Membaiknya relasi dua sekutu terkuat AS di Indo-Pasifik itu membuka jalan bagi kolaborasi militer yang lebih luas untuk menghadapi Cina dan Korea Utara. Sejak lama, Washington menggiatkan upaya diplomasi untuk memediasi kedua negara.

Duta Besar AS untuk Jepang, Rahm Emmanuel, mengaku AS, Jepang dan Korea Selatan melakukan 40 perundingan trilateral sebelum kunjungan Yoon.  Menurutnya, mencairnya ketegangan "adalah sebuah langkah besar, terutama dalam konteks penyelarasan strategis yang kita jalankan.”

Pemerintah Korsel membantah telah ditekan AS untuk berdamai dengan Tokyo. Keputusan tersebut diambil sesuai dengan kebijakan Korsel memperkuat aliansi keamanan, sebagai respons terhadap eskalasi program pengembangan senjata pemusnah massal oleh Korut.
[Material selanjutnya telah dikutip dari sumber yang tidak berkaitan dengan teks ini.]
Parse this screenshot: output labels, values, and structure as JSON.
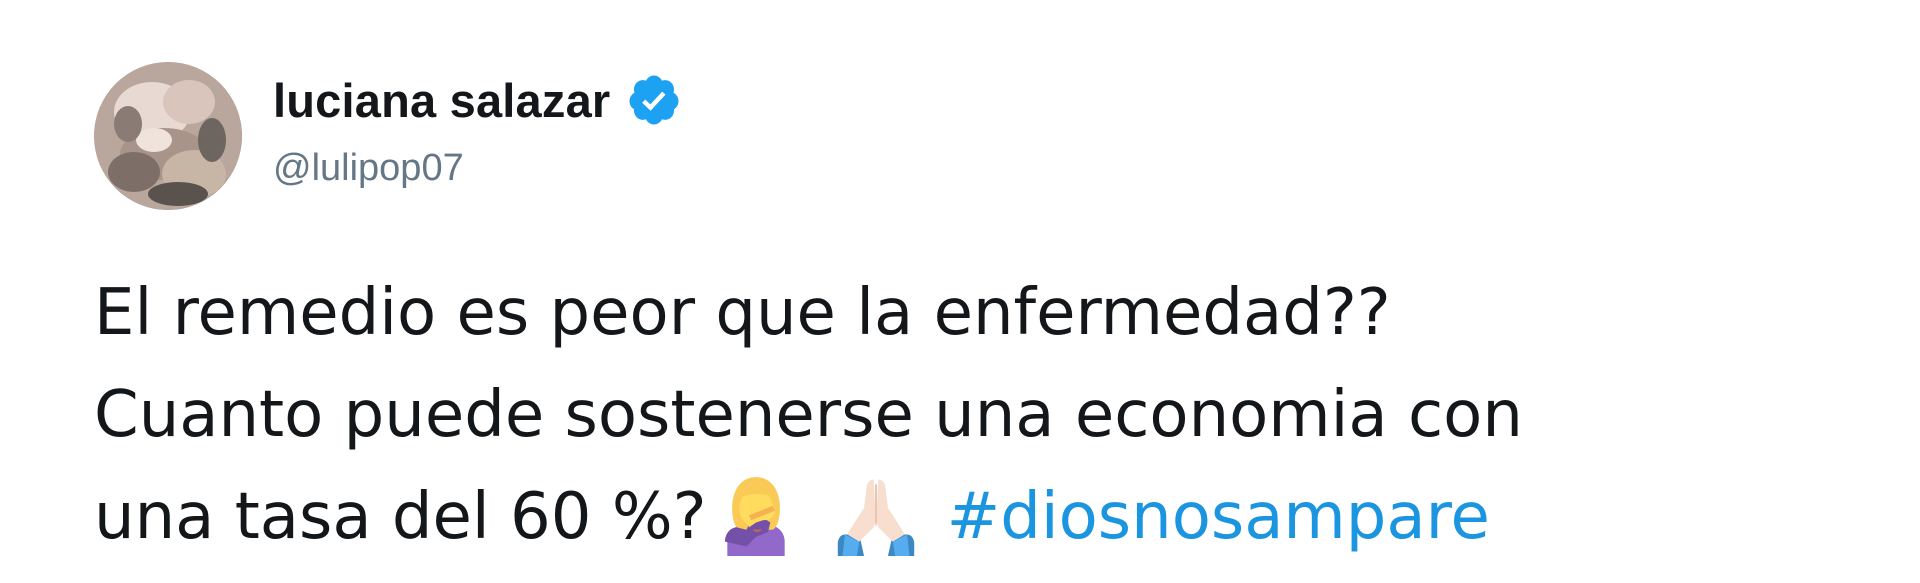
{
  "user": {
    "display_name": "luciana salazar",
    "handle": "@lulipop07",
    "verified": true,
    "verified_color": "#1da1f2"
  },
  "tweet": {
    "line1": "El remedio es peor que la enfermedad??",
    "line2": "Cuanto puede sostenerse una economia con",
    "line3_text": "una tasa del 60 %?",
    "emojis": [
      "woman-facepalming-icon",
      "folded-hands-icon"
    ],
    "hashtag": "#diosnosampare",
    "hashtag_color": "#1b95e0",
    "text_color": "#14171a",
    "handle_color": "#657786"
  }
}
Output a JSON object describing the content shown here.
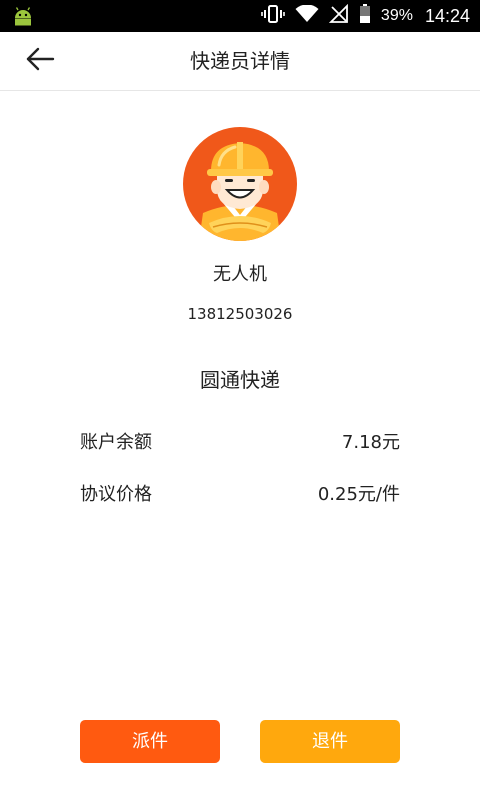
{
  "status_bar": {
    "battery_percent": "39%",
    "time": "14:24",
    "icons": [
      "android-icon",
      "vibrate-icon",
      "wifi-icon",
      "no-signal-icon",
      "battery-icon"
    ]
  },
  "header": {
    "title": "快递员详情",
    "back_icon": "arrow-left-icon"
  },
  "courier": {
    "avatar_icon": "courier-avatar-icon",
    "name": "无人机",
    "phone": "13812503026",
    "company": "圆通快递"
  },
  "details": [
    {
      "label": "账户余额",
      "value": "7.18元"
    },
    {
      "label": "协议价格",
      "value": "0.25元/件"
    }
  ],
  "actions": {
    "dispatch_label": "派件",
    "return_label": "退件"
  },
  "colors": {
    "dispatch_button": "#ff5a10",
    "return_button": "#ffa80d",
    "avatar_background": "#f0581a",
    "helmet": "#ffb62e"
  }
}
Selain melobi AS untuk memperluas latihan militer gabungan antara kedua negara, Presiden Yoon juga ingin agar Washington memperkuat komitmennya melindungi Korsel dari ancaman Korut, termasuk melalui penggunaan senjata nuklir.

"Upaya memperkuat hubungan Korsel dan Jepang belum pernah sepenting seperti sekarang ini, di era multikrisis yang rumit dan tecipta oleh ketidakpastian dalam geopolitik global,” kata Wakil Menlu Korsel Cho Hyungdong pekan lalu.